Taste

Quand Taste paraît en 1969, le monde du blues-rock est déjà saturé : Cream s’est dissous, Led Zeppelin vient de sortir son premier album, et les clubs londoniens regorgent de power-trios à la recherche d’une signature. Pourtant, dès les premières secondes de Blister on the Moon, on comprend que Rory Gallagher n’a rien d’un imitateur. Son jeu de guitare claque comme une mise en garde : ce sera brut, sincère, sans artifice. Taste n’est pas un album produit pour séduire, mais pour témoigner. Gallagher, Irlandais de Cork à la voix râpeuse et aux doigts nerveux, y canalise une énergie presque ascétique.
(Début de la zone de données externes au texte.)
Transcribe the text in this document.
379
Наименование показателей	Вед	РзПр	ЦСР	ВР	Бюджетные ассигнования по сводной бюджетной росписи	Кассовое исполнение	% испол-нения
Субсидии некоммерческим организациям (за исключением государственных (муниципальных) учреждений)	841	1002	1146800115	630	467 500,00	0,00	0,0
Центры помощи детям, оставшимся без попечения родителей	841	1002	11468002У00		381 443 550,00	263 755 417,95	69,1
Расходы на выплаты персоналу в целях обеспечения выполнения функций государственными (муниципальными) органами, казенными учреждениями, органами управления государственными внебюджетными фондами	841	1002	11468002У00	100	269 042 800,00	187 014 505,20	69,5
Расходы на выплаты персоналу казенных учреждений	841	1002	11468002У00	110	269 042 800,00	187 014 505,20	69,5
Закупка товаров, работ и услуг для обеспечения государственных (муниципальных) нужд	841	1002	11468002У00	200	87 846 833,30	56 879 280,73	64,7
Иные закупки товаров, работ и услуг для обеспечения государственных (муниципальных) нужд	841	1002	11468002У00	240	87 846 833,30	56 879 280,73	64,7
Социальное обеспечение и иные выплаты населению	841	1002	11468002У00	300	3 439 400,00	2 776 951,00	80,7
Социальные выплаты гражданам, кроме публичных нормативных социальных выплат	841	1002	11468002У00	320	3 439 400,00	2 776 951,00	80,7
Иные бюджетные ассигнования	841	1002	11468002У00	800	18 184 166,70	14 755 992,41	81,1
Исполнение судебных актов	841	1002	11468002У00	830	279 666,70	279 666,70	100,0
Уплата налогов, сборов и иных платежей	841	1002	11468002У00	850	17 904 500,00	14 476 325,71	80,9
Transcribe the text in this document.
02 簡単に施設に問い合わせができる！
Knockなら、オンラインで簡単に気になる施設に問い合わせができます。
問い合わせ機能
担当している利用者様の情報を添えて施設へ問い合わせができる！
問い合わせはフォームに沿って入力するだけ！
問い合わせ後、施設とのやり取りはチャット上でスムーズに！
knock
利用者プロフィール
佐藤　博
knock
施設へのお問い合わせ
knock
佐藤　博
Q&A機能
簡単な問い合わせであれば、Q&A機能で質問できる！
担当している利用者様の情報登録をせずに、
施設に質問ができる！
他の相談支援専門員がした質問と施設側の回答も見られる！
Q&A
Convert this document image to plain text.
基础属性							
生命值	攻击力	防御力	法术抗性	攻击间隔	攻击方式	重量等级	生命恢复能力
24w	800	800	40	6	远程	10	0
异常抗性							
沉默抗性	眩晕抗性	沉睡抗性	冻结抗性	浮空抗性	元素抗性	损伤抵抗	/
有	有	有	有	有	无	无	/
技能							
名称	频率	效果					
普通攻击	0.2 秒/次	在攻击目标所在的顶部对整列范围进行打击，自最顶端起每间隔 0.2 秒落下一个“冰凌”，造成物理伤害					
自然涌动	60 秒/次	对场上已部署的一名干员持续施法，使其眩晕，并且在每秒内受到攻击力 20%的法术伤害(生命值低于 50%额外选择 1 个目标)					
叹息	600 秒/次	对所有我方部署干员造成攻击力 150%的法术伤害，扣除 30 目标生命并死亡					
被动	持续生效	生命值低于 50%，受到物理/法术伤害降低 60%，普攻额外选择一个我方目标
Il refuse les effets de studio, enregistre dans une urgence proche du live, et fait sonner sa Stratocaster comme une arme de délivrance. Le disque s’ouvre sur une déclaration d’intention : Blister on the Moon, riff tranchant, tempo haletant, texte rageur. Puis viennent Leavin’ Blues et Sugar Mama, ancrés dans la tradition du Delta mais filtrés par la tension électrique d’un jeune homme de vingt ans décidé à brûler la scène plutôt qu’à la conquérir.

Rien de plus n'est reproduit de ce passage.